*I'm super sorry guys, but you are going to have to listen to me drone on about Buffalo, hockey, and sports as it relates to music for a little while longer.
Yesterday, while scouring the internet for my favorite Chris Drury photo, I stumbled upon this very interesting, very long Sports Illustrated article. I now know pretty much everything about Chris Drury. Here is a short summary of what I've learned:
1. He has been a champion literally his whole life.
2. He's incredibly intense (hot) about his work ethic (meh).
3. He manages to be totally committed to his sport while simultaneously maintaining a zen-like understanding of the unimportance of hockey and sports stardom. (The article suggests that this characteristic is the key to Chris Drury- incidentally, it is also the key to my heart.)
4. The article doesn't come directly out and say it, but based on his above mentioned work ethic, and his apparent lack of humor about lolly-gagging and frivolity, I can now assume that Mr. Drury would find my four day long Eating-Microwave-Popcorn-While-Watching-Arrested-Development-And-
Crocheting-A-Thon decidedly unattractive, which is fine because he is....

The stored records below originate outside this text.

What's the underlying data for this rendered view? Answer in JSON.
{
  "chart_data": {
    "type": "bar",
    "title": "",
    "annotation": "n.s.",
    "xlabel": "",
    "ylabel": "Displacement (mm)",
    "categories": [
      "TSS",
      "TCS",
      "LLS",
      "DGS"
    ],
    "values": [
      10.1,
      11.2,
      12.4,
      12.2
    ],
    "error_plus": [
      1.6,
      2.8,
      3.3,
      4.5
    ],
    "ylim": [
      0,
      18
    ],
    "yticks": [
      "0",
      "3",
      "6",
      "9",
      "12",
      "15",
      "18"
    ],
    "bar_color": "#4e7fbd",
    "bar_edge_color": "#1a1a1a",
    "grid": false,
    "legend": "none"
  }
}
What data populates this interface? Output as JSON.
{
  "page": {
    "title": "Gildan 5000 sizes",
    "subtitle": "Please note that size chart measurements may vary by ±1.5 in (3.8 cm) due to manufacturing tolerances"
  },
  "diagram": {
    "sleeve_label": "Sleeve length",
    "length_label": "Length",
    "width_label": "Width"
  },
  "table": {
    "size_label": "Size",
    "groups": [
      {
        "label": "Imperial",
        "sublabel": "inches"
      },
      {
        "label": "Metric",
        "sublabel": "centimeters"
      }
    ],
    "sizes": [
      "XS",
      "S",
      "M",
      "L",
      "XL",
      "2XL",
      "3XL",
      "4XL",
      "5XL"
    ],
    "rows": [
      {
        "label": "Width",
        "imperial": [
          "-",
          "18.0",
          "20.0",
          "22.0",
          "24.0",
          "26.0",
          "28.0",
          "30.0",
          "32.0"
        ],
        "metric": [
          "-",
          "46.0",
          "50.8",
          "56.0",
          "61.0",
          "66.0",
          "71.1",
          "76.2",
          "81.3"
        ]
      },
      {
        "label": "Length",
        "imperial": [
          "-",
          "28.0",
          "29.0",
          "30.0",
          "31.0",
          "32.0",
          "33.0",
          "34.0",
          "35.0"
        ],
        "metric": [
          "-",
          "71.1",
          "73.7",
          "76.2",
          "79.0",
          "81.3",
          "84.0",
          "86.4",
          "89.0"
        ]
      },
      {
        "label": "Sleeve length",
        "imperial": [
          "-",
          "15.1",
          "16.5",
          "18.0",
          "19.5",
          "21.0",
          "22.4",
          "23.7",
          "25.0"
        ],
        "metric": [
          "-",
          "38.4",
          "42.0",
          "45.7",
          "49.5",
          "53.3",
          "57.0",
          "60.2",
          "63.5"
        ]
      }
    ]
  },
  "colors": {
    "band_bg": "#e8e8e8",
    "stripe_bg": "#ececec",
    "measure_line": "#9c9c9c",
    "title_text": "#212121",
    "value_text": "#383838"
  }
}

5. ....married with two kids.
Here is the part of the article that really caught my attention:
The seconds are dwindling: 8.9 seconds ... 8.6.... When Drury sees Briere jabbing at the puck behind the net, he glides, almost lackadaisically, across the Pittsburgh crease: 8.5 ... 8.4 ... 8.3.... Briere knows without seeing that Drury will be there. "He's always in the right spot," he says. "It's amazing. You can always count on Chris when the game's on the line." Drury, meanwhile, is barely thinking: no hope, no fear, no worry about whether he'll score or not.
"In some ways it's already been decided," Drury says. "Mentally and physically, if you're prepared and you make your move, you make what you think is a good shot. If it doesn't go in, it wasn't meant to be. There's not much sense in fearing that."
I believe my biggest musical issue is that I play with a lot of fear. I'm scared that I'm not good enough, I'm scared that my hard work won't pay off, I'm scared that I will sound like everybody else, I'm scared that I'll sound like the messy spaz that I am. I don't think I am at all unusual in this, in fact, I believe I might be a little ahead of the curve because I can acknowledge this fear and write about it openly on the internet.
I am fascinated and inspired by people, like Drury, who somehow intuitively understand that there is nothing to fear. It's an amazing paradox. In risking failure, he actually risks nothing, and he has incredible success. I have been stuck time and time again in this trap: as I work harder, the burden of failure increases in my mind. The harder I work, the greater my investment, the bigger the failure looms. For Chris Drury, it seems that the harder he works, the lighter the emotional load becomes. The greater his investment, the less he fears failure. Which begs the question, what is Chris Drury really invested in? Winning? Championships? Reading the article, Drury seems to be pursuing a goal outside of the actual game. He is driven to work hard and his goal is just that: to do the very best that he can every minute of every day. The fact that doing his very best has made him a smoking hot sports star seems almost beside the point for Chris Drury.
Every once in awhile I tap into a little glimmer of musical peace, and these are the times when I have the most memorable and successful performances. I can honestly say that my biggest dream in life is to play and live without fear, and yet, I can't seem to find a way to actually pursue this dream. In working hard, I always end up pursuing some other dream, a less important dream- a job, a guy, musical approval. I don't think that fearlessness is something you can pursue. Fearlessness is something that only exists in the moment. It can't be pursued because it doesn't exist in the future, it only exists right this very second, and this second, and this second, and this second, and this second.......
I would be curious to hang out with Chris Drury today, the day after the season ended, to observe disappointment in such a seemingly steady person. I hope he is able to relax and enjoy his family. I hope that along with his awe inspiring commitment to playing hockey, he can also hang out and have fun. If not, Mr. Drury, you are welcome to come over to my apartment. Relaxing and having fun are activities at which I naturally excel. I'll toss some popcorn in the microwave, and we can sit together on the couch, listening to music and crocheting our fears away.